The German-owned RWE npower went to court after Milton Keynes council tried to impose a 1.2 kilometre exclusion zone around local residential areas to block two of its planned onshore wind farms. National guidelines require that developers build wind farms no closer than 350 metres.
The ruling is likely to make it harder for other councils looking to impose similar restrictions, including Stratford-on-Avon, Cherwell in Oxfordshire, Wiltshire and Staffordshire.
Milton Keynes Borough Council in Buckinghamshire said that if a turbine was more than 100 metres high, the minimum distance from houses should be one kilometre and the zone extended further for taller turbines. It said the 350-metre exclusion zone should apply only to 25-metre turbines. The 17 turbines that RWE npower wants have a maximum height of 127 metres. The closest homes are 675 metres away.
Judge John Howells, QC, said that the council’s new policy of using a sliding scale of distances contradicted its existing development plan for the area, which recommends a minimum distance of 350 metres, in line with national guidance.
Seeking the judicial review, RWE npower had argued that if the plan by Milton Keynes’ council was upheld, other planning authorities might adopt similar policies which would put “any proposal at risk of rejection” and “nullify” national guidance which encouraged the development of renewable energy.

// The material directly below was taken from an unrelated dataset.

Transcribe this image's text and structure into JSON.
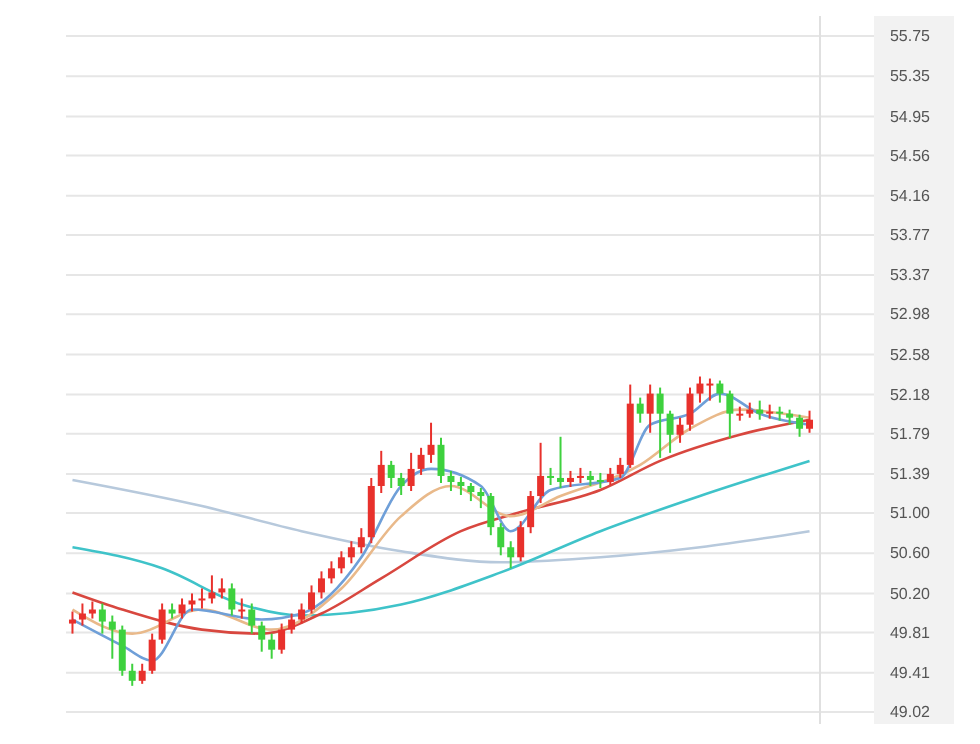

Dr Wayne Cranstone, RWE npower renewables onshore development and projects director, said: “Some particularly Conservative authorities are trying to address this Conservative idea of localism and the Big Society and put it into their policy. We said it’s not in line with national policy [on renewable energy]. There is a conflict.”;
He argued that councils should take into account whether hills separated planned wind farms from homes for example rather than issuing blanket bans.
The pace of construction of onshore wind farms is up 60 per cent since last year with 763 turbines due to be installed this year. Another 7,843 turbines have planning approval but have not yet been built. Some 4,369 turbines are already in operation.